With this exercise you can learn more about clustering. You learn how to pick suitable parameters for different algorithms and how to interpret results of the clustering of high-dimensional data.
Please note that the biggest challenge of this exercise is not to determine some clusters, but to determine if these clusters are good and what each cluster represents.
Libraries and Data
We use the boston house price data in this exercise. The data is available as part of sklearn
for Python.
Last week we explored the boston data, this week we use it for clustering. You will apply both $k$-means clustering and DB clustering to the boston data using all fourteen columns. Functions for all clustering algorithms are available in sklearn
for Python. If you experience problems, ensure that your sklearn
version is at least 0.22, your matplotlib
version is at least 3.0.1, and your seaborn
version is at least 0.9.0.
There are a couple of problems with clustering data like the boston data, that you will have to solve during this exercise.
- The different features of the data are on different scales, which influences the results.
- The data has fourteen dimensions. This makes visualizing the clusters difficult. You can try a dimension reduction technique like Principle Component Analysis (PCA) to get only two dimensions or use pair-wise plots. Both have advantages and drawbacks, which you should explore as part of this exercise.
$k$-Means Clustering
Use $k$-Means to cluster the data and find a suitable number of clusters for $k$. Use a combination of knowledge you already have about the data, visualizations, as well as the within-sum-of-squares to determine a suitable number of clusters.
Hierarchical Clustering
(Note: Hierarchical clustering is also known as agglomerative clustering and can be found under that name in sklearn
. This task requires at least sklearn
version 0.22, which is still under development (October 2019). You can find guidance on how to install packages in Jupyter notebook here and regarding the development version of sklearn
here.)
Use hierarchical clustering with single linkage to determine clusters within the housing data. Find a suitable cut-off for the clusters using a dendrogram.

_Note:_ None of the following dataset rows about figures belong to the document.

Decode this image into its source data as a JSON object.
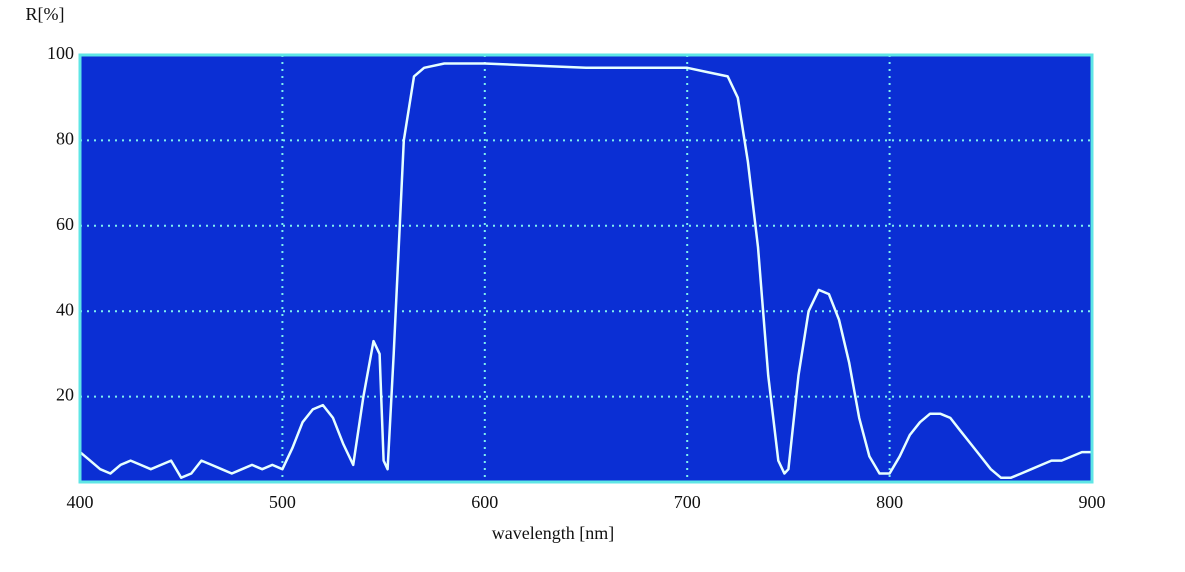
{
  "chart_data": {
    "type": "line",
    "y_label": "R[%]",
    "x_label": "wavelength [nm]",
    "x": [
      400,
      405,
      410,
      415,
      420,
      425,
      430,
      435,
      440,
      445,
      450,
      455,
      460,
      465,
      470,
      475,
      480,
      485,
      490,
      495,
      500,
      505,
      510,
      515,
      520,
      525,
      530,
      535,
      540,
      545,
      548,
      550,
      552,
      555,
      560,
      565,
      570,
      580,
      600,
      650,
      700,
      710,
      720,
      725,
      730,
      735,
      740,
      745,
      748,
      750,
      755,
      760,
      765,
      770,
      775,
      780,
      785,
      790,
      795,
      800,
      805,
      810,
      815,
      820,
      825,
      830,
      835,
      840,
      845,
      850,
      855,
      860,
      865,
      870,
      875,
      880,
      885,
      890,
      895,
      900
    ],
    "series": [
      {
        "name": "R",
        "color": "#e6ffff",
        "values": [
          7,
          5,
          3,
          2,
          4,
          5,
          4,
          3,
          4,
          5,
          1,
          2,
          5,
          4,
          3,
          2,
          3,
          4,
          3,
          4,
          3,
          8,
          14,
          17,
          18,
          15,
          9,
          4,
          20,
          33,
          30,
          5,
          3,
          30,
          80,
          95,
          97,
          98,
          98,
          97,
          97,
          96,
          95,
          90,
          75,
          55,
          25,
          5,
          2,
          3,
          25,
          40,
          45,
          44,
          38,
          28,
          15,
          6,
          2,
          2,
          6,
          11,
          14,
          16,
          16,
          15,
          12,
          9,
          6,
          3,
          1,
          1,
          2,
          3,
          4,
          5,
          5,
          6,
          7,
          7
        ]
      }
    ],
    "xlim": [
      400,
      900
    ],
    "ylim": [
      0,
      100
    ],
    "xticks": [
      400,
      500,
      600,
      700,
      800,
      900
    ],
    "yticks": [
      20,
      40,
      60,
      80,
      100
    ],
    "grid": true,
    "background": "#0b2fd4",
    "grid_color": "#7ff0f0",
    "frame_color": "#5fe6e6"
  }
}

Compare the Clustering Results
How are the clustering results different between the algorithms? Consider, e.g., the number of clusters, the shape of clusters, general problems with using the algorithms, and the insights you get from each algorithm.

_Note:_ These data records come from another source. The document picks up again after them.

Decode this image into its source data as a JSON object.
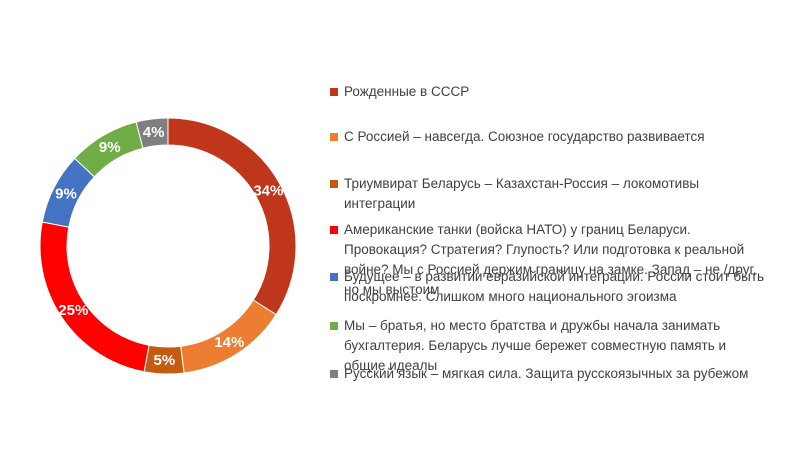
{
  "chart_data": {
    "type": "pie",
    "variant": "donut",
    "title": "",
    "legend_position": "right",
    "series": [
      {
        "name": "Рожденные в СССР",
        "value": 34,
        "label": "34%",
        "color": "#C0361A"
      },
      {
        "name": "С Россией – навсегда. Союзное государство развивается",
        "value": 14,
        "label": "14%",
        "color": "#ED7D31"
      },
      {
        "name": "Триумвират Беларусь – Казахстан-Россия – локомотивы интеграции",
        "value": 5,
        "label": "5%",
        "color": "#C55A11"
      },
      {
        "name": "Американские танки (войска НАТО) у границ Беларуси. Провокация? Стратегия? Глупость? Или подготовка к реальной войне? Мы с Россией держим границу на замке. Запад – не /друг, но мы выстоим",
        "value": 25,
        "label": "25%",
        "color": "#FF0000"
      },
      {
        "name": "Будущее – в развитии евразийской интеграции. России стоит быть поскромнее. Слишком много национального эгоизма",
        "value": 9,
        "label": "9%",
        "color": "#4472C4"
      },
      {
        "name": "Мы – братья, но место братства и дружбы начала занимать бухгалтерия. Беларусь лучше бережет совместную память и общие идеалы",
        "value": 9,
        "label": "9%",
        "color": "#70AD47"
      },
      {
        "name": "Русский язык – мягкая сила. Защита русскоязычных за рубежом",
        "value": 4,
        "label": "4%",
        "color": "#7F7F7F"
      }
    ]
  }
}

You may also use this to better understand the differences between the algorithms. For example, how are the results from EM clustering different/similar to the results of the $k$-Means clustering? Is there a relationship between the WSS and the BIC? How are the mean values of EM related to the centroids of $k$-Means? What is the relationship between the parameters for DBSCAN and the cut-off for the hierarchical clustering?